Im unruhigen Jahre 1848 machte Joseph seine Kriminalpraxis zu Ende und bestand die Prüfung mit gutem Erfolge.

Mit welchem Gefühle zog er von Innsbruck weg, wo er mit so vielen Entbehrungen und Mühseligkeiten durch sechs volle Jahre gekämpft hatte. Gottlob, sie waren jetzt vorüber, nun wird er doch vor ärgster Not in seiner Heimat geborgen sein, und ganz gerne schüttelte er den Stadtstaub von seinen Füßen. Er hatte keine Schulden zurückgelassen, als jene bei seinem Schneider und Schuster, und diese versprachen ihm beim Weggehen, ihn mit keinen brieflichen Betreibungen zu belästigen.

Vor seiner Abreise besuchte er noch das Lieschen, um zu sehen, ob er nicht vielleicht ein Brieflein für den Alois mitnehmen oder aber doch wenigstens Grüße bringen solle.
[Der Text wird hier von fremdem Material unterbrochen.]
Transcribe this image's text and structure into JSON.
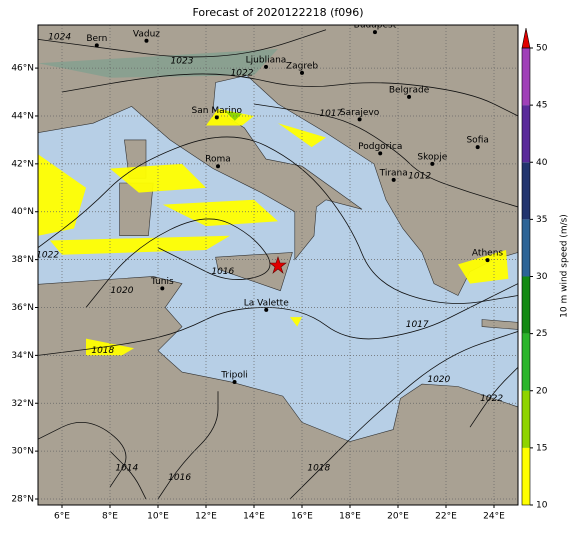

O, der Alois, sagte Lieschen traurig, scheint uns ganz vergessen zu haben, bereits sind es drei Monate und sieben Tage, daß er keinen Buchstaben schrieb, und wenn er schreibt, sind seine Briefe so kurz, kaum etliche Zeilen. Alle haben es gleich, aus den Augen aus dem Sinn. Ich schreibe ihm nicht, aber sagen Sie ihm, daß es nicht schön von ihm sei, seine langjährigen Hausgenossen so zu vernachlässigen. Herr Joseph, ich fürchte –

Joseph: Was fürchten Sie?

Lieschen: Daß wir ihm zu schlecht sind. Freilich ist mein Vater nur ein armer Taglöhner, und ich habe außer meiner Hand kein Vermögen. Hätte ich doch an den Alois nie gedacht, aber die Mutter hat ihn in mein Herz gesetzt. – O, sagen Sie dem Alois nichts – schreibt er, gut! – schreibt er nicht, so bleibt mir armen Mädchen nichts übrig, als meine Unerfahrenheit zu beweinen. Der Alois hat keine Schuld; er hat mir nichts gesagt, nichts versprochen; die Mutter hat es getan, und ich Törin glaubte es so gerne. Ja, grüßen Sie mir den Alois recht stark; ich aber werde zu dulden und zu entsagen wissen; die heilige Jungfrau möge mir dazu die Stärke geben.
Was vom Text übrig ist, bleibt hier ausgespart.